Complicating the rivalry was our close friendship, which for me developed into an unrequited crush. We had hit it off immediately upon landing in the small industrial city of Clermont-Ferrand. We gossiped in English as respite from our halting and error-filled French and blissed out over pain au chocolat from the patisserie. We laughed at ourselves while stalling our little Citroen cars, unfamiliar with the clutch. We walked home from the boulangerie carrying naked baguettes, as the French did, trying to blend in – though our team was so famous and our height so obvious that fans would approach us everywhere. (To me: “You’re the other American, right?”)
But over time, Olivia distanced herself, even requesting a different roommate on road trips, which I found not only disappointing but humiliating. Exhausted by our daily clashes on the court, we’d argue, angry voices echoing off empty bleachers.
After one game, I yelled at Olivia, “Why aren’t you more supportive of me?”
“Why are you so upset?” she responded.
I had no idea. I was a frustrated, heartbroken mess.
“You should feel good about scoring 19 points tonight,” she said. “And you should stop comparing it to my 29.”

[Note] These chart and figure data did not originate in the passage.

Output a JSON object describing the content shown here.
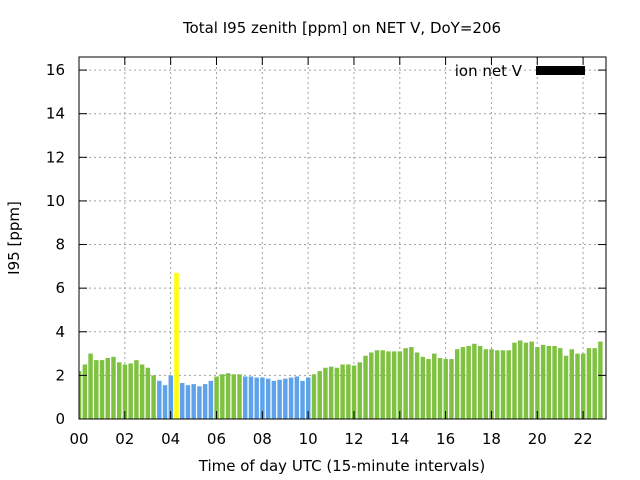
{
  "chart_data": {
    "type": "bar",
    "title": "Total I95 zenith [ppm] on NET V, DoY=206",
    "xlabel": "Time of day UTC (15-minute intervals)",
    "ylabel": "I95 [ppm]",
    "xlim": [
      0,
      23
    ],
    "ylim": [
      0,
      16.6
    ],
    "x_ticks": [
      "00",
      "02",
      "04",
      "06",
      "08",
      "10",
      "12",
      "14",
      "16",
      "18",
      "20",
      "22"
    ],
    "y_ticks": [
      "0",
      "2",
      "4",
      "6",
      "8",
      "10",
      "12",
      "14",
      "16"
    ],
    "grid": true,
    "legend": {
      "label": "ion net V",
      "placement": "top-right",
      "color": "#000000"
    },
    "colors": {
      "green": "#7fc241",
      "blue": "#5ea3ea",
      "yellow": "#ffff00"
    },
    "bars": [
      {
        "t": 0.0,
        "v": 2.2,
        "c": "green"
      },
      {
        "t": 0.25,
        "v": 2.5,
        "c": "green"
      },
      {
        "t": 0.5,
        "v": 3.0,
        "c": "green"
      },
      {
        "t": 0.75,
        "v": 2.7,
        "c": "green"
      },
      {
        "t": 1.0,
        "v": 2.7,
        "c": "green"
      },
      {
        "t": 1.25,
        "v": 2.8,
        "c": "green"
      },
      {
        "t": 1.5,
        "v": 2.85,
        "c": "green"
      },
      {
        "t": 1.75,
        "v": 2.6,
        "c": "green"
      },
      {
        "t": 2.0,
        "v": 2.5,
        "c": "green"
      },
      {
        "t": 2.25,
        "v": 2.55,
        "c": "green"
      },
      {
        "t": 2.5,
        "v": 2.7,
        "c": "green"
      },
      {
        "t": 2.75,
        "v": 2.5,
        "c": "green"
      },
      {
        "t": 3.0,
        "v": 2.35,
        "c": "green"
      },
      {
        "t": 3.25,
        "v": 2.0,
        "c": "green"
      },
      {
        "t": 3.5,
        "v": 1.75,
        "c": "blue"
      },
      {
        "t": 3.75,
        "v": 1.55,
        "c": "blue"
      },
      {
        "t": 4.0,
        "v": 2.0,
        "c": "blue"
      },
      {
        "t": 4.25,
        "v": 6.7,
        "c": "yellow"
      },
      {
        "t": 4.5,
        "v": 1.65,
        "c": "blue"
      },
      {
        "t": 4.75,
        "v": 1.55,
        "c": "blue"
      },
      {
        "t": 5.0,
        "v": 1.6,
        "c": "blue"
      },
      {
        "t": 5.25,
        "v": 1.5,
        "c": "blue"
      },
      {
        "t": 5.5,
        "v": 1.6,
        "c": "blue"
      },
      {
        "t": 5.75,
        "v": 1.75,
        "c": "blue"
      },
      {
        "t": 6.0,
        "v": 1.95,
        "c": "green"
      },
      {
        "t": 6.25,
        "v": 2.05,
        "c": "green"
      },
      {
        "t": 6.5,
        "v": 2.1,
        "c": "green"
      },
      {
        "t": 6.75,
        "v": 2.05,
        "c": "green"
      },
      {
        "t": 7.0,
        "v": 2.05,
        "c": "green"
      },
      {
        "t": 7.25,
        "v": 1.95,
        "c": "blue"
      },
      {
        "t": 7.5,
        "v": 1.95,
        "c": "blue"
      },
      {
        "t": 7.75,
        "v": 1.9,
        "c": "blue"
      },
      {
        "t": 8.0,
        "v": 1.9,
        "c": "blue"
      },
      {
        "t": 8.25,
        "v": 1.85,
        "c": "blue"
      },
      {
        "t": 8.5,
        "v": 1.75,
        "c": "blue"
      },
      {
        "t": 8.75,
        "v": 1.8,
        "c": "blue"
      },
      {
        "t": 9.0,
        "v": 1.85,
        "c": "blue"
      },
      {
        "t": 9.25,
        "v": 1.9,
        "c": "blue"
      },
      {
        "t": 9.5,
        "v": 1.95,
        "c": "blue"
      },
      {
        "t": 9.75,
        "v": 1.75,
        "c": "blue"
      },
      {
        "t": 10.0,
        "v": 1.9,
        "c": "blue"
      },
      {
        "t": 10.25,
        "v": 2.05,
        "c": "green"
      },
      {
        "t": 10.5,
        "v": 2.2,
        "c": "green"
      },
      {
        "t": 10.75,
        "v": 2.35,
        "c": "green"
      },
      {
        "t": 11.0,
        "v": 2.4,
        "c": "green"
      },
      {
        "t": 11.25,
        "v": 2.35,
        "c": "green"
      },
      {
        "t": 11.5,
        "v": 2.5,
        "c": "green"
      },
      {
        "t": 11.75,
        "v": 2.5,
        "c": "green"
      },
      {
        "t": 12.0,
        "v": 2.45,
        "c": "green"
      },
      {
        "t": 12.25,
        "v": 2.6,
        "c": "green"
      },
      {
        "t": 12.5,
        "v": 2.9,
        "c": "green"
      },
      {
        "t": 12.75,
        "v": 3.05,
        "c": "green"
      },
      {
        "t": 13.0,
        "v": 3.15,
        "c": "green"
      },
      {
        "t": 13.25,
        "v": 3.15,
        "c": "green"
      },
      {
        "t": 13.5,
        "v": 3.1,
        "c": "green"
      },
      {
        "t": 13.75,
        "v": 3.1,
        "c": "green"
      },
      {
        "t": 14.0,
        "v": 3.1,
        "c": "green"
      },
      {
        "t": 14.25,
        "v": 3.25,
        "c": "green"
      },
      {
        "t": 14.5,
        "v": 3.3,
        "c": "green"
      },
      {
        "t": 14.75,
        "v": 3.05,
        "c": "green"
      },
      {
        "t": 15.0,
        "v": 2.85,
        "c": "green"
      },
      {
        "t": 15.25,
        "v": 2.75,
        "c": "green"
      },
      {
        "t": 15.5,
        "v": 3.0,
        "c": "green"
      },
      {
        "t": 15.75,
        "v": 2.8,
        "c": "green"
      },
      {
        "t": 16.0,
        "v": 2.75,
        "c": "green"
      },
      {
        "t": 16.25,
        "v": 2.75,
        "c": "green"
      },
      {
        "t": 16.5,
        "v": 3.2,
        "c": "green"
      },
      {
        "t": 16.75,
        "v": 3.3,
        "c": "green"
      },
      {
        "t": 17.0,
        "v": 3.35,
        "c": "green"
      },
      {
        "t": 17.25,
        "v": 3.45,
        "c": "green"
      },
      {
        "t": 17.5,
        "v": 3.35,
        "c": "green"
      },
      {
        "t": 17.75,
        "v": 3.2,
        "c": "green"
      },
      {
        "t": 18.0,
        "v": 3.2,
        "c": "green"
      },
      {
        "t": 18.25,
        "v": 3.15,
        "c": "green"
      },
      {
        "t": 18.5,
        "v": 3.15,
        "c": "green"
      },
      {
        "t": 18.75,
        "v": 3.15,
        "c": "green"
      },
      {
        "t": 19.0,
        "v": 3.5,
        "c": "green"
      },
      {
        "t": 19.25,
        "v": 3.6,
        "c": "green"
      },
      {
        "t": 19.5,
        "v": 3.5,
        "c": "green"
      },
      {
        "t": 19.75,
        "v": 3.55,
        "c": "green"
      },
      {
        "t": 20.0,
        "v": 3.3,
        "c": "green"
      },
      {
        "t": 20.25,
        "v": 3.4,
        "c": "green"
      },
      {
        "t": 20.5,
        "v": 3.35,
        "c": "green"
      },
      {
        "t": 20.75,
        "v": 3.35,
        "c": "green"
      },
      {
        "t": 21.0,
        "v": 3.25,
        "c": "green"
      },
      {
        "t": 21.25,
        "v": 2.9,
        "c": "green"
      },
      {
        "t": 21.5,
        "v": 3.2,
        "c": "green"
      },
      {
        "t": 21.75,
        "v": 3.0,
        "c": "green"
      },
      {
        "t": 22.0,
        "v": 3.0,
        "c": "green"
      },
      {
        "t": 22.25,
        "v": 3.25,
        "c": "green"
      },
      {
        "t": 22.5,
        "v": 3.25,
        "c": "green"
      },
      {
        "t": 22.75,
        "v": 3.55,
        "c": "green"
      }
    ]
  }
}
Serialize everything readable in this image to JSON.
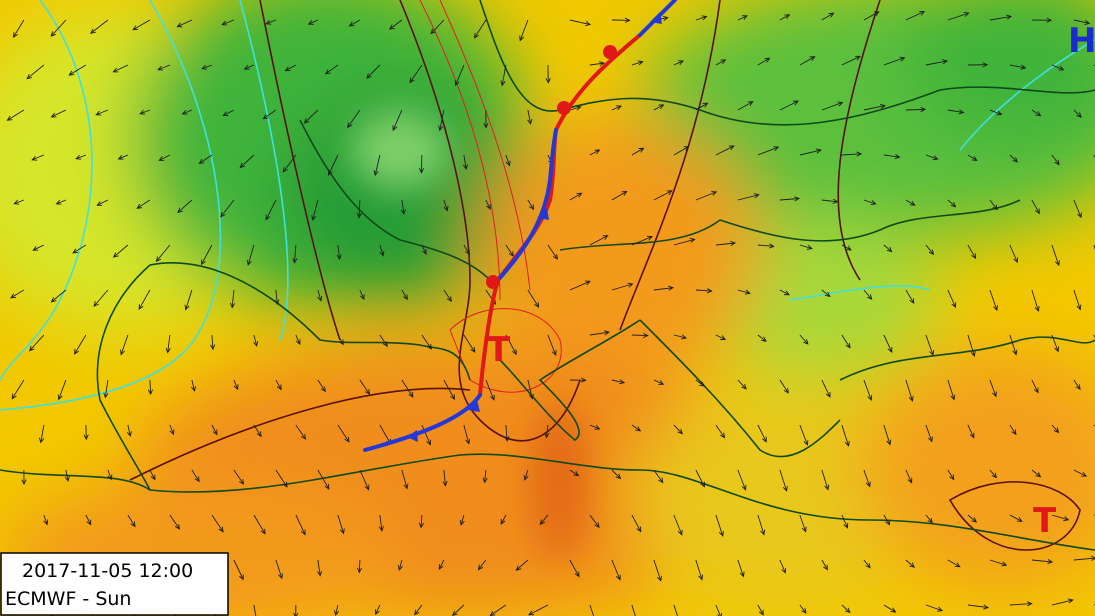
{
  "pressure_centers": [
    {
      "label": "H"
    },
    {
      "label": "T"
    },
    {
      "label": "T"
    }
  ],
  "info": {
    "timestamp": "2017-11-05 12:00",
    "model": "ECMWF - Sun"
  }
}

That may sound like a dig, and maybe it was, but she was probably right. Having been the star player on every basketball team since junior high, I was miserable about failing to defeat — or even match — this mirror image of myself.
I never did earn the starting position.
Here’s something I couldn’t admit at the time, though you have probably discerned it by now. Olivia was simply a better player.
The Relationship Between Secrecy and Shame
All humans accumulate failures, regrets, and humiliations, some of which we barely understand.
This bench-sitting era: This is one of mine.
Secrecy always leads to shame, I’ve noticed, and by omitting this aspect of my basketball story over the years, maybe I’ve inadvertently created a shadow story, a bench-sitting secret hidden beneath impressive phrases like “professional athlete.”
This is a coming out of sorts, a coming clean. I played professional basketball.
And I sat on the bench.
Thoughts? I’m always curious.
Other stories you might enjoy:
Most rebounds in a single game (20), broken in 2003 by Nicole Powell.
I gave “Olivia” a pseudonym in hopes of protecting her privacy.








I really love this one! And I definitely can relate, though in my case my reasons for shame aren't sports related. You write that secrecy causes shame. I agree and would add the reverse is also true, namely that shame causes secrecy. It's a vicious cycle, I think. And isn't it our self image, our ego, that drives both? It takes courage to admit our perceived failings. So in the spirit of the Hanukah season, Mazel Tov for doing that. I bet also you'll find that your "confession" won't diminish anyone's view of you as an athlete. And for you it might well be freeing.
This was a tough read, in a good way. We have all been there, I suspect. Certainly women have—whenever we have been considered “less than”—and I bet every woman reading this essay, athlete or not, can identify several examples of that. You are the best, Mariah, and this essay offers a vivid demonstration of that.